France, Germany and Syria abstained in the 12-0 vote.
“States showed today that they were not ready to simply bow to the will of the United States and rubber stamp the resolution,” said Fiona McKay, director of the Lawyers Committee for Human Rights’ International Justice Program.
The Bush administration argues that the International Criminal Court — established last year and expected to start operating later this year — could be used for frivolous or politically motivated prosecution of American troops.
The United States wants a permanent exemption, but the European Union opposes that. The 90 countries that ratified the 1998 Rome Treaty, which created the court, say there are safeguards against such prosecutions.
The court — which will handle cases of genocide, war crimes and crimes against humanity committed after July 1, 2002 — will step in only when countries are unwilling or unable to dispense justice themselves.
Greece’s U.N. ambassador Adamantios Vassilakis, speaking on behalf of the 15-nation EU, said automatic renewal would undermine “the letter and the spirit of the statute of the ICC and its fundamental purpose.”
Even Britain, the closest American ally, opposed any permanent exemption.
The resolution adopted last year, and again on Thursday, expresses the intention to renew the U.S. request for a yearlong exemption every July 1 “for as long as may be necessary.”

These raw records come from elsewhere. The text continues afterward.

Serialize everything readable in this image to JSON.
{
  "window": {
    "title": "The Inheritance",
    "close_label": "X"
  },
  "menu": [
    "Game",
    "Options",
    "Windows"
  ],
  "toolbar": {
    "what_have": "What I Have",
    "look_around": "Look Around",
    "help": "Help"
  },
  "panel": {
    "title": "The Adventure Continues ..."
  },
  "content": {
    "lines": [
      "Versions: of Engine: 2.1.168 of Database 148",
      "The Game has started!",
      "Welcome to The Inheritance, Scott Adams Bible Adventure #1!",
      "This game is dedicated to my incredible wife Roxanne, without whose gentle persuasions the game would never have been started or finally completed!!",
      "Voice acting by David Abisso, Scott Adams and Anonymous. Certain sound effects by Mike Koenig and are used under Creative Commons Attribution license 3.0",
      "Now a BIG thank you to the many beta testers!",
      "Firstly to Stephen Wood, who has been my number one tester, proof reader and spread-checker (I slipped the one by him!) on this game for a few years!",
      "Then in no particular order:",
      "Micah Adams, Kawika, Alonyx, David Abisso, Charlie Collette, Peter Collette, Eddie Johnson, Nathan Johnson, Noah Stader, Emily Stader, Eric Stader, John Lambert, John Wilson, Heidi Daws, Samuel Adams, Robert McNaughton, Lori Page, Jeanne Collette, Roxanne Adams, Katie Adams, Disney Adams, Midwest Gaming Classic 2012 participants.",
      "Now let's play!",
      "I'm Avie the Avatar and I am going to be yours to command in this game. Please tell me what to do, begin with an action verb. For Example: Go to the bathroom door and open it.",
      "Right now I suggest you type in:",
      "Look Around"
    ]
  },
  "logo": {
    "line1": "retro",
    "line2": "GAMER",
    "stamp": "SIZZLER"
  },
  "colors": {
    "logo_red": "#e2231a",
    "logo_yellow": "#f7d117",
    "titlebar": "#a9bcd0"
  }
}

But France’s deputy U.N. ambassador Michel Duclos said even another one-year renewal “risks in effect giving credence to the perception of permanent exceptions which can only weaken the court and impair its authority.”
Last week, the United States warned the EU that its criticism over the exemption request was further straining the bitter trans-Atlantic division over the war against Iraq. France and Germany, which which led opposition to the war and strongly back the court, ignored the warning.
When the court came into being last July, the United States threatened to end far-flung peacekeeping operations established or authorized by the United Nations — from Afghanistan and the Middle East to Bosnia and Sierra Leone — if it didn’t get an exemption for American peacekeepers.
But a compromise was reached to allow for the one-year exemption.
U.S. deputy ambassador James Cunningham, however, warned the council that U.S. opposition to the court — which he called “a fatally flawed institution — is “not going to change in the foreseeable future.”
“We all need to acknowledge that fact and its implications,” he said without elaborating.